In this blog post, we debunk 7 common mortgage myths that surround the homebuying and mortgage financing process.
Myth 1: In order to purchase a home and get the best rate, I need to put down 20%.
Loan products such as VA and USDA offer 100% financing. FHA allows for as little as 3.5% down, and Fannie Mae & Freddie Mac back Conventional loan products with as little as 3% down.
In order to avoid monthly private mortgage insurance (PMI) on a Conventional loan, a 20% down payment is required; however, to qualify for a Conventional loan or purchase a home, 20% down payment is not necessary.
Myth 2: My friend just closed last week with an interest rate of 2.5%. Don’t I get the same rate?
No two files are created equal. A ton of factors contribute to rate: credit score, down payment, loan size, length of rate lock, points paid at closing etc. In addition to all of the variables, the market changes daily, hourly -- heck -- even with every minute, the market is subject to change, and in turn, affecting the interest rate.
Myth 3: The bank or lender with the lowest interest rate is the best.
There’s no such thing as a free lunch. Even the lowest interest rate comes at a cost in either service or financing. Some banks and lenders will wrap origination, processing, underwriting and application fees, in addition to points into the closing costs to offset the interest rate. Whether you choose to pay more fees at closing, or opt for a slightly higher interest rate, make sure you compare scenarios apples to apples!
Talk to one of our loan officers to find out which program makes the most sense for you!
Myth 4: I can’t buy a home because I have student loans.
While having student loans, and any debt for that matter, will affect a borrower’s debt to income ratio (DTI), having debt will not prevent a person from qualifying to purchase a home. Student loans must be paid on time. For loans that are in income-based repayment plans, we may have to use 1% of the balance as monthly payment to qualify.
Myth 5: My down payment covers my closing costs.

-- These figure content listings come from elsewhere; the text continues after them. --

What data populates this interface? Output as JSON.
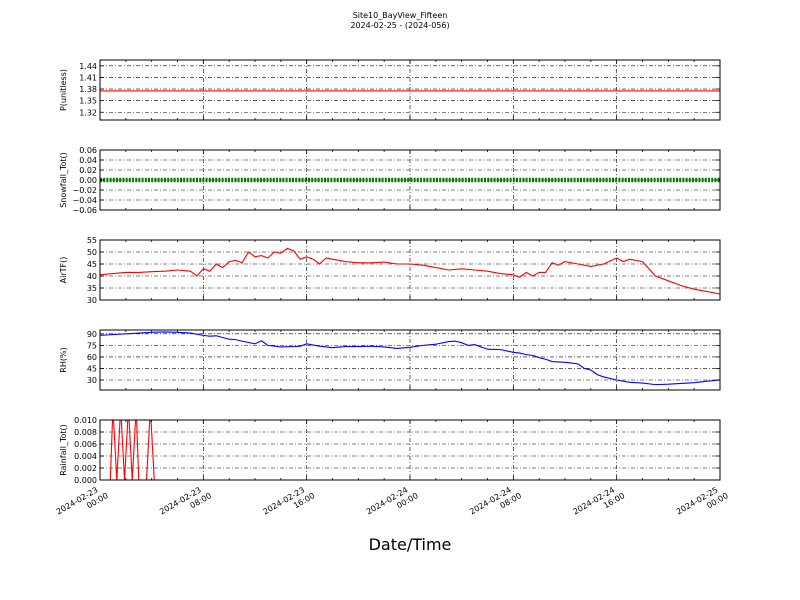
{
  "figure": {
    "title": "Site10_BayView_Fifteen",
    "subtitle": "2024-02-25 - (2024-056)",
    "xlabel": "Date/Time",
    "x_tick_labels": [
      [
        "2024-02-23",
        "00:00"
      ],
      [
        "2024-02-23",
        "08:00"
      ],
      [
        "2024-02-23",
        "16:00"
      ],
      [
        "2024-02-24",
        "00:00"
      ],
      [
        "2024-02-24",
        "08:00"
      ],
      [
        "2024-02-24",
        "16:00"
      ],
      [
        "2024-02-25",
        "00:00"
      ]
    ]
  },
  "chart_data": [
    {
      "type": "line",
      "ylabel": "P(unitless)",
      "color": "#ff0000",
      "xlim": [
        0,
        48
      ],
      "ylim": [
        1.3,
        1.455
      ],
      "yticks": [
        "1.44",
        "1.41",
        "1.38",
        "1.35",
        "1.32"
      ],
      "ytick_values": [
        1.44,
        1.41,
        1.38,
        1.35,
        1.32
      ],
      "grid": true,
      "series": [
        {
          "x": [
            0,
            48
          ],
          "values": [
            1.375,
            1.375
          ]
        }
      ]
    },
    {
      "type": "line",
      "ylabel": "Snowfall_Tot()",
      "color": "#008000",
      "markers": true,
      "xlim": [
        0,
        48
      ],
      "ylim": [
        -0.06,
        0.06
      ],
      "yticks": [
        "0.06",
        "0.04",
        "0.02",
        "0.00",
        "−0.02",
        "−0.04",
        "−0.06"
      ],
      "ytick_values": [
        0.06,
        0.04,
        0.02,
        0.0,
        -0.02,
        -0.04,
        -0.06
      ],
      "grid": true,
      "series": [
        {
          "x": [
            0,
            48
          ],
          "values": [
            0,
            0
          ]
        }
      ]
    },
    {
      "type": "line",
      "ylabel": "AirTF()",
      "color": "#ff0000",
      "xlim": [
        0,
        48
      ],
      "ylim": [
        30,
        55
      ],
      "yticks": [
        "55",
        "50",
        "45",
        "40",
        "35",
        "30"
      ],
      "ytick_values": [
        55,
        50,
        45,
        40,
        35,
        30
      ],
      "grid": true,
      "series": [
        {
          "x": [
            0,
            1,
            2,
            3,
            4,
            5,
            6,
            7,
            7.5,
            8,
            8.5,
            9,
            9.5,
            10,
            10.5,
            11,
            11.5,
            12,
            12.5,
            13,
            13.5,
            14,
            14.5,
            15,
            15.5,
            16,
            16.5,
            17,
            17.5,
            18,
            19,
            20,
            21,
            22,
            23,
            24,
            25,
            26,
            27,
            28,
            29,
            30,
            31,
            32,
            32.5,
            33,
            33.5,
            34,
            34.5,
            35,
            35.5,
            36,
            37,
            38,
            39,
            40,
            40.5,
            41,
            42,
            43,
            44,
            45,
            46,
            47,
            48
          ],
          "values": [
            40.5,
            41,
            41.5,
            41.5,
            41.8,
            42,
            42.5,
            42,
            40,
            43,
            42,
            45,
            43.5,
            46,
            46.5,
            45.5,
            50,
            48,
            48.5,
            47.5,
            50,
            49.5,
            51.5,
            50.5,
            47,
            48,
            47,
            45,
            47.5,
            47,
            46,
            45.5,
            45.5,
            45.8,
            45,
            45,
            44.5,
            43.5,
            42.5,
            43,
            42.5,
            42,
            41,
            40.5,
            39.5,
            41.5,
            40,
            41.5,
            41.5,
            45.5,
            44.5,
            46,
            45,
            44,
            45,
            47.5,
            46,
            47,
            46,
            40,
            38,
            36,
            34.5,
            33.5,
            32.5
          ]
        }
      ]
    },
    {
      "type": "line",
      "ylabel": "RH(%)",
      "color": "#0000ff",
      "xlim": [
        0,
        48
      ],
      "ylim": [
        17,
        95
      ],
      "yticks": [
        "90",
        "75",
        "60",
        "45",
        "30"
      ],
      "ytick_values": [
        90,
        75,
        60,
        45,
        30
      ],
      "grid": true,
      "series": [
        {
          "x": [
            0,
            2,
            4,
            5,
            6,
            7,
            8,
            8.5,
            9,
            10,
            10.5,
            11,
            12,
            12.5,
            13,
            14,
            15,
            15.5,
            16,
            17,
            18,
            19,
            20,
            21,
            22,
            23,
            24,
            25,
            26,
            27,
            27.5,
            28,
            28.5,
            29,
            30,
            31,
            32,
            32.5,
            33,
            33.5,
            34,
            34.5,
            35,
            36,
            36.5,
            37,
            37.5,
            38,
            38.5,
            39,
            40,
            41,
            42,
            43,
            44,
            45,
            46,
            47,
            48
          ],
          "values": [
            88,
            90,
            92,
            92.5,
            92,
            91,
            88,
            87,
            87.5,
            83,
            82.5,
            80.5,
            77,
            81,
            75,
            73,
            73.5,
            74,
            77,
            74,
            72,
            73.5,
            73.5,
            74,
            73,
            71,
            72.5,
            75,
            76.5,
            80,
            80.5,
            78.5,
            75,
            76,
            70,
            69.5,
            66,
            65,
            63,
            62,
            59,
            57,
            54,
            53,
            52,
            51,
            45,
            43,
            37,
            34,
            30,
            27,
            26,
            24,
            24.5,
            25.5,
            26.5,
            28.5,
            30
          ]
        }
      ]
    },
    {
      "type": "line",
      "ylabel": "Rainfall_Tot()",
      "color": "#ff0000",
      "xlim": [
        0,
        48
      ],
      "ylim": [
        0,
        0.01
      ],
      "yticks": [
        "0.010",
        "0.008",
        "0.006",
        "0.004",
        "0.002",
        "0.000"
      ],
      "ytick_values": [
        0.01,
        0.008,
        0.006,
        0.004,
        0.002,
        0.0
      ],
      "grid": true,
      "series": [
        {
          "x": [
            0,
            0.8,
            1.0,
            1.3,
            1.6,
            1.9,
            2.2,
            2.5,
            2.8,
            3.0,
            3.3,
            3.6,
            3.9,
            4.2,
            4.5,
            48
          ],
          "values": [
            0,
            0,
            0.012,
            0,
            0.012,
            0,
            0.012,
            0,
            0.012,
            0,
            0,
            0,
            0.012,
            0,
            0,
            0
          ]
        }
      ]
    }
  ]
}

Down payment is a percentage of your home’s sales price that you pay up front when you purchase a home. Closing costs are independent from your down payment and can range from 3% to 6% of your loan amount. Closing costs include third party fees such as title insurance, attorney, and appraisal inspection, as well as government taxes, escrow, and origination fees.
Myth 6: Renting is cheaper than buying a home.
Your monthly rent pays for your landlord’s mortgage; whereas when you’re the homeowner, you’re paying your own mortgage. Your monthly payment translates to equity in your home. With each passing year, you’re getting a return on your investment, instead of throwing your money away with nothing to show for it.
While you may have to front more money upfront to purchase a home, with a fixed-rate mortgage, your monthly principal and interest payments remain unchanged throughout the life of your loan. Rent prices have the potential to rise every year, and a security deposit that isn’t guaranteed money back with the switch of each rental.
Myth 7: I need perfect credit to buy a home.
Your credit may not be spotless, but that doesn't mean you can't buy a home. While conventional loans require a score of at least 620, loans backed by the Federal Housing Administration (FHA) only require a score of 580 for approval. To strengthen your file, there are other options beyond a perfect credit score like adding a co-borrower or making a larger down payment that can help you qualify for a loan.
Interest rate is affected and determined by your credit score. It is best practice to make sure your credit is in the best possible shape before you look to purchase a home, so that you aren’t paying more money in interest rate as a result of the lower credit score. You can raise your score by making sure to make your payments on time every month and maintaining a high amount of revolving availability.